Dropped in on the neighbours yesterday. They happen to be cigarette smokers when not on the patch, so I had a look at the new packaging.
I think Doug's was Players Filter, but I couldn't tell for certain because there was no room for the label. Instead I saw a man's mouth, held open to display a tongue covered in what looked to be white, flaky mold. Just so we didn't take the image as a reminder to brush our teeth, the text informed us that this was what mouth cancer looked like, and that the gentleman would probably lose his tongue.
A second package on the table contained Claudette's slims. In this case, the smoker got to look at an image of a girl with no lips and blackened teeth.

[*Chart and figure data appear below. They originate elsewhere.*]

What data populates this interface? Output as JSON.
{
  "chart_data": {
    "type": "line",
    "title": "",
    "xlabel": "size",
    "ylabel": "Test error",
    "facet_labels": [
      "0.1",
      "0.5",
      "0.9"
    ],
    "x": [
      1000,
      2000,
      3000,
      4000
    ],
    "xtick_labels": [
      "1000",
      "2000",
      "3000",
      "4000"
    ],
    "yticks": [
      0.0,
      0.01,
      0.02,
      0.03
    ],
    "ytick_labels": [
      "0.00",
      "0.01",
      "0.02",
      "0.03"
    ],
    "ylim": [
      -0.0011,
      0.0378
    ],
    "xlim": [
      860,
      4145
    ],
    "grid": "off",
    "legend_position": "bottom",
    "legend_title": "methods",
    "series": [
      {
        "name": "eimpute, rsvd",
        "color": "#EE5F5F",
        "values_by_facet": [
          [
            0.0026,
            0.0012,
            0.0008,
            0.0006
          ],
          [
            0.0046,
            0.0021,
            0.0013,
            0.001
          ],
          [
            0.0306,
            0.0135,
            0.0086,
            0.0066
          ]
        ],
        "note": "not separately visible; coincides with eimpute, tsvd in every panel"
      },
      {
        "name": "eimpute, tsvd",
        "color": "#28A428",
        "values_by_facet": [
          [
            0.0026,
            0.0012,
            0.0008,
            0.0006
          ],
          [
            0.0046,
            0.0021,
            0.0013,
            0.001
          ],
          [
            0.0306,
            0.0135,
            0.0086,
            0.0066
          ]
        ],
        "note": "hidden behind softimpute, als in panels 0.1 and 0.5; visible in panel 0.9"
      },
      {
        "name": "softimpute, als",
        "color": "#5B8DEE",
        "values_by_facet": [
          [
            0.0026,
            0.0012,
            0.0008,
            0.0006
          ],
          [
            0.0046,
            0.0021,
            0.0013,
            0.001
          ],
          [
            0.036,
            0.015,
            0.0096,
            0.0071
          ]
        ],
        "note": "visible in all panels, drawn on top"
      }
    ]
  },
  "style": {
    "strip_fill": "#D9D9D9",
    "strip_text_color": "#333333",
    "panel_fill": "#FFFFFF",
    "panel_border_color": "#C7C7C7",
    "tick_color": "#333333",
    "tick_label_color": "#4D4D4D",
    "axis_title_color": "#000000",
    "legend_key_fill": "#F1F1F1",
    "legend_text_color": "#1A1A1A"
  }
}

The Department of National Health, not satisfied with the provision of information, have become purveyors of Grand-Guignol.
Don't get me wrong. I regard cigarette smoking as a deadly habit and cigarette companies as the personification of corporate evil. I know about second-hand smoke and the risk to the fetus and what a drag smokers are to the medical system. Anyone who can be trusted with hot coffee knows that.
Even so, this new level of propaganda leads me to wonder if, given a moral justification, there is any limit to the capacity of well-meaning bureaucrats to torture people for their own good.
What next? Will they conceal sharp objects in packages so that people cut themselves when they reach for a smoke? Perhaps the filters will be coated with dog feces, or the paper infected with a virus that gives people Plantar warts between their fingers.
Unintended consequences?
Surely there is a difference between warning about the dangers of smoking and conditioning human beings with aversion therapy like lab rats.
In A Clockwork Orange, the Burgess book and Kubrick film, Alex DeLarge, a nasty, violent lad with a taste for Beethoven, has his eyes forcefully tweezed open and is subjected to the "Ludovico Technique," an experimental aversion therapy to cure anti-social tendencies.
The technique is a success. Alex is wracked by nausea at the slightest hint of violence; he becomes a peaceful human being, but with an unintended consequence -- he also gets sick when he hears classical music.
I wonder if the new batch of state-sponsored aversion therapy will have some unintended consequences of its own. At minimum, I predict a heightened demand for retro cigarette cases and other accessories.
Who knows -- the new packaging could actually make smoking glamorous again.